Kereta Tanpa Rel Siap Dioperasikan Indonesia, Seperti Apa Ya?

MAGELANGEKSPRES.COM,JAKARTA - Indonesia tengah bersiap mengoperasikan kendaraan transportasi terbaru, yakni Autonomous Rail Rapid Transit (ART) atau kereta api tanpa rel yang tidak menggunakan pengemudi. Menteri Perhubungan (Menhub) Budi Karya Sumadi mengatkan, pengunaan kereta tanpa rel tersebut sebagai upaya mengambil lompatan dalam penggunaan kendaraan ramah lingkungan. “Indonesia mempersiapkan diri dalam tren elektrifikasi kendaraan dengan peraturan presiden percepatan kendaraan listrik berbasis batu baterai,” kata Budi dalam webinar, Selasa (27/4). Budi menjelaskan, kendaraan Autonomous Rail Rapid Transit merupakan inovasi moda transportasi publik yang menggunakan karakter kereta LRT dan BRT. “Trem autonomous merupakan moda berbentuk LRT tapi tidak beroperasi menggunakan rel. Tapi pakai ban yang dipandu oleh lintasan,” ujarnya. Guna merealisasikan niat tersebut, Budi meminta dukungan pelaksanaan kesiapan regulasi dan aturan seperti elektrifikasi.

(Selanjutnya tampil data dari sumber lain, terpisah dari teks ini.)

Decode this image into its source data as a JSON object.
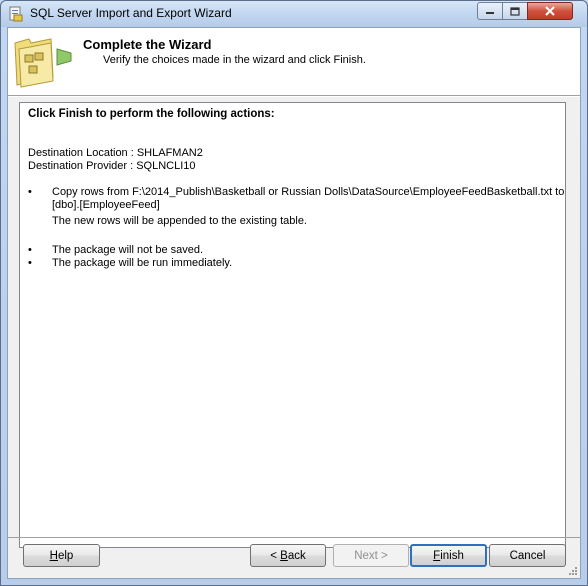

Terlebih juga, sistem operasi secara teknis, pembiayaan manajemen risiko, peta jalan, penyediaan infrastruktur pengisian daya listrik. “Ini semua harus diharmonisasi lintas kementerian. Paling tidak ada enak lembaga PUPR, ATR, Kemenhub, ESDM, Kominfo, pemerintah daerah, dan kepolisian,” tuturnya. Budi mengatakan, bahwa untuk uji coba transportasi tersebut bakal dilakukan di daerah dan ada investor yang berkenan sehingga dapat terus diproses persiapannya. “Kami membuat pilot project di Yogyakarta, Surabaya, dan Denpasar. Kami upayakan kerja sama dengan ITB, Udayana, ITS memotret kajian teknis sehingga memberikan gambaran jelas upaya yang dilakukan dna akan ditindaklanjuti,” jelasnya. Dalam pelaksanannya nanti, salah satu yang paling penting untuk mendukung operasional kereta api tanpa rel tersebut yakni badan pengelola. Sigit menegaskan, badan pengelola harus dibentuk agar memudahkan dalam pengaturannya. “Di badan pengelola juga ada perlindungan teknologi karena sangat bergantung sistem jaringan di Indonesia,” kata Direktur NCSTT Institut Teknologi Bandung (ITB) Sigit Puji Santosa. Selain itu, kata Sigit, management rekayasa lalu lintas juga harus ditentukan. Di sisi lain, batas kecepatan dan alur penumpang dalam operasional trem autonomous tersebut juga harus disusun. “Kami mendapatkan referensi detil itu regulasi ART yang ada di Cina dan beberapa lokasi term dari Belanda,” pungkasnya. (der/fin)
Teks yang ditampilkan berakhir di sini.